The company started in 1972 as A Beka Book. In 2017, the company rebranded as Abeka. The Abeka Academy video program is available on DVD and streams online.

==Accreditation==
Abeka's video program (Abeka Academy) and the Traditional Parent-Directed program are accredited by the Middle States Association of Colleges and Schools Commissions on Elementary and Secondary Schools (MSA-CESS) and by the Florida Association of Christian Colleges and Schools (FACCS).

==Criticism==
Educators have criticized some Abeka textbooks as lacking academic rigor and taking contrary or reactive positions toward their subject matter. Experts from the University of Florida and University of Central Florida in 2018 criticized the content of Abeka textbooks as being markedly simpler and less challenging than the content of comparable textbooks used in public education.

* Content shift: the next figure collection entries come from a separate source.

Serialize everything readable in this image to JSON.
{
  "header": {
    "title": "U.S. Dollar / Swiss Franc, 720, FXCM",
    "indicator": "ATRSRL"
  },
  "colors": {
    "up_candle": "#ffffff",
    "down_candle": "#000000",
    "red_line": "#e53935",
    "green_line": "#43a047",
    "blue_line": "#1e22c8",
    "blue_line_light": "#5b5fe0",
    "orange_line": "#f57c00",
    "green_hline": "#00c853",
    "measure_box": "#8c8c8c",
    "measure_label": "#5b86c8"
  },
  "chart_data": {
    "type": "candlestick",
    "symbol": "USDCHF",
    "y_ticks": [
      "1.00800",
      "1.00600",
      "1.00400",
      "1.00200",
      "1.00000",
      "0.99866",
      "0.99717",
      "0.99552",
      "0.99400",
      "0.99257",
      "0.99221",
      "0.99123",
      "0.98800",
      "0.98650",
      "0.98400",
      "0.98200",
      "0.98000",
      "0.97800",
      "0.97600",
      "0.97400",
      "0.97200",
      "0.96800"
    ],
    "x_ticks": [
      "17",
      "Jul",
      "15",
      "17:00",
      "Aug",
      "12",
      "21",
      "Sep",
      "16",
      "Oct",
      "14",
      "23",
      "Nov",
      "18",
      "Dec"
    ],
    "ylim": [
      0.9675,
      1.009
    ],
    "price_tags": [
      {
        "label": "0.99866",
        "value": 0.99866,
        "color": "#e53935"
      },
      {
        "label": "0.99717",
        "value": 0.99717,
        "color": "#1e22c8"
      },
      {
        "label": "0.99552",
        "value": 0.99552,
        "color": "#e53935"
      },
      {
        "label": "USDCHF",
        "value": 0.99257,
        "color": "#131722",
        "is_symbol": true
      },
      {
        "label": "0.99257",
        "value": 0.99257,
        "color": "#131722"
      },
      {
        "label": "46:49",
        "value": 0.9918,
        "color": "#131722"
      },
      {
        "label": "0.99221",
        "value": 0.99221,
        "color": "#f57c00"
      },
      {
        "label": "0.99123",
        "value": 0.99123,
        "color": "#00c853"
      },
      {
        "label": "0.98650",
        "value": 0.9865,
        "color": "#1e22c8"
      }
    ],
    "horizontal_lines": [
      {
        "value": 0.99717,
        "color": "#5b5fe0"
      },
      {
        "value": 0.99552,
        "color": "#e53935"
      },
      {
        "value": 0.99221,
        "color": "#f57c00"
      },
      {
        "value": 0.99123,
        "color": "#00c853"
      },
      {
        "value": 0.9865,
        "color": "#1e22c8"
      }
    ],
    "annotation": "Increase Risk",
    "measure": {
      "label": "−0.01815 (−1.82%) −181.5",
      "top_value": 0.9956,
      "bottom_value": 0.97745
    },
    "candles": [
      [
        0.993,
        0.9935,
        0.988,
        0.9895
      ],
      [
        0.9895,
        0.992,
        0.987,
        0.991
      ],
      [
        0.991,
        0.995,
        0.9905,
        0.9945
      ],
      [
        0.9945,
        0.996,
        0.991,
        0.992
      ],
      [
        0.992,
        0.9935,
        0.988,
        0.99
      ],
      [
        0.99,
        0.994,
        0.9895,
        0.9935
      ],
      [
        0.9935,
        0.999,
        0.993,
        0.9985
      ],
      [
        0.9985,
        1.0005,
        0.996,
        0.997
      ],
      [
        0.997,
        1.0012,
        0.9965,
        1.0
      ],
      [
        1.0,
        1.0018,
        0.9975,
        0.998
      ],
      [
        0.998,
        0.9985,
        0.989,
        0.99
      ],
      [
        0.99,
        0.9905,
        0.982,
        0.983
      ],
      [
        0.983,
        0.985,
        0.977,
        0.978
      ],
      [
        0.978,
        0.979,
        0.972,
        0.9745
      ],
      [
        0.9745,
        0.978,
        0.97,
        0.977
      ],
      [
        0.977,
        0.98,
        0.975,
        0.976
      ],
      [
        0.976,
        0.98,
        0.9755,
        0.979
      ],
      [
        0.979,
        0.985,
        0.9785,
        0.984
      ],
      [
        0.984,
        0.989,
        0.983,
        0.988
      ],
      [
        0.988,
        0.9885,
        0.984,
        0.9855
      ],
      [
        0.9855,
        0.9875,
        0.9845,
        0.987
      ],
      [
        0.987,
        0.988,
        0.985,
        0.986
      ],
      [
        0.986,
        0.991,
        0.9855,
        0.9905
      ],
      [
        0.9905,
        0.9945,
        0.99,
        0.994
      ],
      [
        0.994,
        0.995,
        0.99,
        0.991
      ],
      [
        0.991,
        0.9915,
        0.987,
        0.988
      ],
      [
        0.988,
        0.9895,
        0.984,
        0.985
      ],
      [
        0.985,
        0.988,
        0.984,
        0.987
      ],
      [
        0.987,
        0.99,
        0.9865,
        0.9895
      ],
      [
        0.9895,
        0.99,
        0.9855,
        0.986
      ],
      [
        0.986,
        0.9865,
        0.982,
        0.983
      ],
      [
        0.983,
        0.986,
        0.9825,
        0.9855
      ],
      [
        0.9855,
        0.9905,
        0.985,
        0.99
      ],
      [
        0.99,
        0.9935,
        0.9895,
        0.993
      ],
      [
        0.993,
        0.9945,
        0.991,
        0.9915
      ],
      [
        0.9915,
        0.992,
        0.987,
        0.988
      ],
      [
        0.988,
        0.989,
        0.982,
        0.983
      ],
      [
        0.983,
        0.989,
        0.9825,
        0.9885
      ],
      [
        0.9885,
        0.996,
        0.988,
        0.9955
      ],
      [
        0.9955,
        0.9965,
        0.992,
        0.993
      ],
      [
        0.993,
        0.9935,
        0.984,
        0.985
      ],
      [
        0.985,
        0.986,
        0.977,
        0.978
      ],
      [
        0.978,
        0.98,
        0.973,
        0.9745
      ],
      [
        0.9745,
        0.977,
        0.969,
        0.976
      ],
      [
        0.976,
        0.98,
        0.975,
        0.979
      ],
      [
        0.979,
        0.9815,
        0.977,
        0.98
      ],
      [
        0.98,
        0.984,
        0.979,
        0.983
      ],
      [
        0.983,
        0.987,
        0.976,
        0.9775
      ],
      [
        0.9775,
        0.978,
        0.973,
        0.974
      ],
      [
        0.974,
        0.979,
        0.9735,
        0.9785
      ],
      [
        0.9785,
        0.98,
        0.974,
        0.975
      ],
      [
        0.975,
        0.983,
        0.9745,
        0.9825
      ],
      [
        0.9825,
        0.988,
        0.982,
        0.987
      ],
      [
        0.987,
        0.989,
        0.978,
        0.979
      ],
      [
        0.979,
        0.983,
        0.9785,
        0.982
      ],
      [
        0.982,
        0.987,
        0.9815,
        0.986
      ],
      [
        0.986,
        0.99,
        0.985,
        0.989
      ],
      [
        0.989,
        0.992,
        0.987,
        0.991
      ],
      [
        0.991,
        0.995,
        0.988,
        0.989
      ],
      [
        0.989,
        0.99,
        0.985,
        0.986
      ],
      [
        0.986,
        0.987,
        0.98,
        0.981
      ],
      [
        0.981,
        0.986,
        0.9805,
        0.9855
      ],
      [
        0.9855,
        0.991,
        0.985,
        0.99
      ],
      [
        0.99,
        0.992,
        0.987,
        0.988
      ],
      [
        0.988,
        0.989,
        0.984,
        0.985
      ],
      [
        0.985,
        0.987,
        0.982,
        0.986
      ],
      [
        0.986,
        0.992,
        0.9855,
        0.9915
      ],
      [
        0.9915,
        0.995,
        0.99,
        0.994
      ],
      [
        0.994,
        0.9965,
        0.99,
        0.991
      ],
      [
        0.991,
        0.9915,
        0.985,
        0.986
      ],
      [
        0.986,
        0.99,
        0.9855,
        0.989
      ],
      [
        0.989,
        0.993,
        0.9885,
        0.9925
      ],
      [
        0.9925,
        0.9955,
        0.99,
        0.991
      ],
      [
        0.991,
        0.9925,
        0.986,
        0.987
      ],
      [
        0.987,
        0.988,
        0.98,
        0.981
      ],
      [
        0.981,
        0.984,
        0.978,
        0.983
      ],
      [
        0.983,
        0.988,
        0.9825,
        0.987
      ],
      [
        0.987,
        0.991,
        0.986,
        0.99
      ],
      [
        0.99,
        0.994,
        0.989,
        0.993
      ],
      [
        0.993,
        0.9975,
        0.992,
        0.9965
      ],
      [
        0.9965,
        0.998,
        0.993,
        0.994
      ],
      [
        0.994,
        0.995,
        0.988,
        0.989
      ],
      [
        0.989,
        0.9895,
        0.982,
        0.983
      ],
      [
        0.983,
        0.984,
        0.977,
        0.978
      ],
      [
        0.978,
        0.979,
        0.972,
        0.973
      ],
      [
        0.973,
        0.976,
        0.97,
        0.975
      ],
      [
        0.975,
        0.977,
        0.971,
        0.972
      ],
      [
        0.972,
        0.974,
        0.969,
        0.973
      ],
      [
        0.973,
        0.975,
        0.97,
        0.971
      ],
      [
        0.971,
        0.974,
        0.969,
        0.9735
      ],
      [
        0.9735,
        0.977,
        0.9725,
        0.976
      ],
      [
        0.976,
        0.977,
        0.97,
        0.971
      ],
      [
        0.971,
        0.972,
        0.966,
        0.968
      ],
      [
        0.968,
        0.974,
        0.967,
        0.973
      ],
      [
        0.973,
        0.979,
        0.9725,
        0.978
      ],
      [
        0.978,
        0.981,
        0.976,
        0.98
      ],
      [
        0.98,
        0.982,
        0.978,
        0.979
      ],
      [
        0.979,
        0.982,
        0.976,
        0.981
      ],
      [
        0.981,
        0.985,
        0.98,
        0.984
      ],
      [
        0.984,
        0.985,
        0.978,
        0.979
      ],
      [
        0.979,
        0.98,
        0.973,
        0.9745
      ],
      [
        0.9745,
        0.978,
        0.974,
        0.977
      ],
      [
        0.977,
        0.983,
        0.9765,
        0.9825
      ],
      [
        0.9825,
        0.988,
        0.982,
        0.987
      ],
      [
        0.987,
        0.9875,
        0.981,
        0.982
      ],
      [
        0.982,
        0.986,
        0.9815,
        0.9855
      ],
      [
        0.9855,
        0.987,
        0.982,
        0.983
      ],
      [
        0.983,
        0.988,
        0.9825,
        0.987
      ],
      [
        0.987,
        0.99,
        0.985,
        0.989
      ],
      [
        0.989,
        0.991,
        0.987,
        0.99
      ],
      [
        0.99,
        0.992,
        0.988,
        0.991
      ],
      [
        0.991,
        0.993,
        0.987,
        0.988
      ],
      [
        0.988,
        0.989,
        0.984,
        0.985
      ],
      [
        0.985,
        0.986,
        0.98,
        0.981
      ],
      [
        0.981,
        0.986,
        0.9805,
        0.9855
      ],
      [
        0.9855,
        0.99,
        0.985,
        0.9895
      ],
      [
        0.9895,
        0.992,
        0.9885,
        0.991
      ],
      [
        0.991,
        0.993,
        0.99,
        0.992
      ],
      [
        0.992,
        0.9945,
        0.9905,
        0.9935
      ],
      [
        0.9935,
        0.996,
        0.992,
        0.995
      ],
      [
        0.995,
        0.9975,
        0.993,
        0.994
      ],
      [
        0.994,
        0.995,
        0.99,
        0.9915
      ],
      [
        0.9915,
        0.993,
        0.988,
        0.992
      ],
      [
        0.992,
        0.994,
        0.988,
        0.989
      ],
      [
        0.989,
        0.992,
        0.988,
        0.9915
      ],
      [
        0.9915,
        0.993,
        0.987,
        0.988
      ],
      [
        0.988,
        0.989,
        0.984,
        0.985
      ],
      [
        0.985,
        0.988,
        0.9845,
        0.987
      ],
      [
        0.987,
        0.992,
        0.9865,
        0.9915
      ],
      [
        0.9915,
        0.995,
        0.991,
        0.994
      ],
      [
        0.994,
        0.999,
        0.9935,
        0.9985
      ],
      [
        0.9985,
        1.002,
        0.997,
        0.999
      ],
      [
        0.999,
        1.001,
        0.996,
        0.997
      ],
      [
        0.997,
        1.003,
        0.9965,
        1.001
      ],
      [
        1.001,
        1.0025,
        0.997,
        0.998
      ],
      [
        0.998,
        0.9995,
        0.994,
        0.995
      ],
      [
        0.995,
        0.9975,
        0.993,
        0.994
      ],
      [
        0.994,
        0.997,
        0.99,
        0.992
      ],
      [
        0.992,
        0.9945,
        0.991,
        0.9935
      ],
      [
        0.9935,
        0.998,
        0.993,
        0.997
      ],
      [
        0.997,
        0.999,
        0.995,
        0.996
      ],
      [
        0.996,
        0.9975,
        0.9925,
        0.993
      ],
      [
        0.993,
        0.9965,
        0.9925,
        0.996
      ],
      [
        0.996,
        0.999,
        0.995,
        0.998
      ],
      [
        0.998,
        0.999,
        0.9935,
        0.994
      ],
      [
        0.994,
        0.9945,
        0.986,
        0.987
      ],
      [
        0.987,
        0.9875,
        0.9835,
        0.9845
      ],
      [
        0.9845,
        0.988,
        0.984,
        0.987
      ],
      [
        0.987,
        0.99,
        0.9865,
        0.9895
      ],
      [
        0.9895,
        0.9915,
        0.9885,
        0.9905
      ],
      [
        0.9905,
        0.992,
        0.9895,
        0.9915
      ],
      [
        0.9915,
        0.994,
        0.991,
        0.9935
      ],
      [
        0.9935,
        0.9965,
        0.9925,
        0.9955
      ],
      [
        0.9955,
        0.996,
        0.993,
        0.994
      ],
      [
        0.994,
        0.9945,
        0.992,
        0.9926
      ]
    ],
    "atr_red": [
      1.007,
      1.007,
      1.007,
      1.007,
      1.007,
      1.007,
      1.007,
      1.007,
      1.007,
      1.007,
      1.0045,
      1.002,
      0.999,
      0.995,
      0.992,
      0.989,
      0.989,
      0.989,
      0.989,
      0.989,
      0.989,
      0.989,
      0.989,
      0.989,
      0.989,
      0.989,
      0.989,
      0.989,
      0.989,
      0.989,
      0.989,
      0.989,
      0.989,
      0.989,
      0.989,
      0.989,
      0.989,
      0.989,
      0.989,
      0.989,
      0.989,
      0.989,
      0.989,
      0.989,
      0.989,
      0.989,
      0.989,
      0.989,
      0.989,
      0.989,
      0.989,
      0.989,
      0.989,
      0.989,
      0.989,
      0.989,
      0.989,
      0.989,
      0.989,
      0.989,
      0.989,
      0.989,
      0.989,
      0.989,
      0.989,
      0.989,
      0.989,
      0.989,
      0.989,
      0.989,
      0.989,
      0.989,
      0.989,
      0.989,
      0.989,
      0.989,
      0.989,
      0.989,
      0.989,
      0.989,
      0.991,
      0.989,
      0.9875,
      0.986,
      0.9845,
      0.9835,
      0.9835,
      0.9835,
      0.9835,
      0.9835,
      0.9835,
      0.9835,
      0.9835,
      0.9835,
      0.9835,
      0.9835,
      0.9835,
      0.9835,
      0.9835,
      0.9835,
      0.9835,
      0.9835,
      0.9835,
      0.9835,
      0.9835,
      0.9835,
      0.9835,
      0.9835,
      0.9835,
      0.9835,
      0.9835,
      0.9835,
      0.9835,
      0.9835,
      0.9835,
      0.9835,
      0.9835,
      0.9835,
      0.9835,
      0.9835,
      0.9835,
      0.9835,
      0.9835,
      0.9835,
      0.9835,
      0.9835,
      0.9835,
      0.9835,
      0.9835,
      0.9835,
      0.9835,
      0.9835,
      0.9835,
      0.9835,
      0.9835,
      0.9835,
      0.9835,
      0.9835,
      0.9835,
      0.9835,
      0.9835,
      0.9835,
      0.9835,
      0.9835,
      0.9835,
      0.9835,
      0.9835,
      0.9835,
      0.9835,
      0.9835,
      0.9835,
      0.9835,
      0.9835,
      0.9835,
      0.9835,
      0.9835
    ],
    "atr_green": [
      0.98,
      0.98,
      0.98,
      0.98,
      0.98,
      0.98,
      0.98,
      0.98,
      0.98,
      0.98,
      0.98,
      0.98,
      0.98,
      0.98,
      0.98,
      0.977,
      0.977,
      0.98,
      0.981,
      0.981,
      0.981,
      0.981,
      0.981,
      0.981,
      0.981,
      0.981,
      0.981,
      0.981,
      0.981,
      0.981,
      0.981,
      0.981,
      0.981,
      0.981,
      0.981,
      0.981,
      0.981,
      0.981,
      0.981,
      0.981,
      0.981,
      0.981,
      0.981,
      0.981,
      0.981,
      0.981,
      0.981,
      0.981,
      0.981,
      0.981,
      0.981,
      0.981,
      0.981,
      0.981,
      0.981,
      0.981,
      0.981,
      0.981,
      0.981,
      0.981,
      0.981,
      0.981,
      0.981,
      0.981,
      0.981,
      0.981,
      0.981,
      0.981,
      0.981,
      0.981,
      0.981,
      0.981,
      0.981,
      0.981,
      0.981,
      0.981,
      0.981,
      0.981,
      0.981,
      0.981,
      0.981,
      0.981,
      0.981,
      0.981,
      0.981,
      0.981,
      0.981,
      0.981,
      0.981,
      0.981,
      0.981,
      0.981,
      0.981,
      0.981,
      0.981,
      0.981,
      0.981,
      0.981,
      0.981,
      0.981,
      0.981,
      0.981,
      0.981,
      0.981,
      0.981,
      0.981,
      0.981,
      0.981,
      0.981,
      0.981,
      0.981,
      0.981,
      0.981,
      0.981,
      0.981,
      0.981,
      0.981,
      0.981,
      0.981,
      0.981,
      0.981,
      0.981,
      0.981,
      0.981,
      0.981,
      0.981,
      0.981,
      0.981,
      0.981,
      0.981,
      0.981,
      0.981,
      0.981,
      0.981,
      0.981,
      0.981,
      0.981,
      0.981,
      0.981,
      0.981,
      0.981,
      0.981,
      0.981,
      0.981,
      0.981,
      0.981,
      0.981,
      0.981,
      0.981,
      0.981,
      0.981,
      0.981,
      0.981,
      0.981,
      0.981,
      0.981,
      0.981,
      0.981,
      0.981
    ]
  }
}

Abeka history books are dramatically different from mainstream books, especially on matters of race. A section of the high-school textbook United States History: Heritage of Freedom is titled "Birth of a Nation", evoking the 1915 film of the same name that glorified the Ku Klux Klan. Other Christian Nationalist rhetoric describes slavery as "black immigration".

Science textbooks published by Abeka defy the scientific consensus regarding the origins of the universe, origins of life, and evolution. Abeka takes Biblical literalist and young Earth creationist positions in its science curriculum, teaching the Genesis creation narrative as a literal and factual account. An Abeka science book denounces evolution as a "retreat from science."

In 2006, the Association of Christian Schools International sued the University of California after the university rejected school credits based on books published by Abeka and one similar publisher. In the case of Association of Christian Schools International v. Roman Stearns, a judge upheld the University of California's finding that the books are "inconsistent with the viewpoints and knowledge generally accepted in the scientific community".

==Tax status ruling==
Between 1988 and 1996, Abeka Book held tax exempt status, because its profits were channeled into PCC as a tax-exempt religious organization or educational institution. In January 1995, the U.S. Internal Revenue Service ruled that the college's publishing arm was liable for taxes as a profit-making entity. The IRS further ruled that the profits of the publishing arm benefited the organization as a whole, because both A Beka Book and PCC were run under the same organization and that all of the profits of A Beka Book went directly to PCC, constituting 60% of the college's income. The effect of this ruling rendered the publishing company ineligible for future tax exempt status.

Although PCC was ultimately cleared of any liability for back taxes, PCC paid the estimated $44.5 million, and A Beka Book paid another $3.5 million.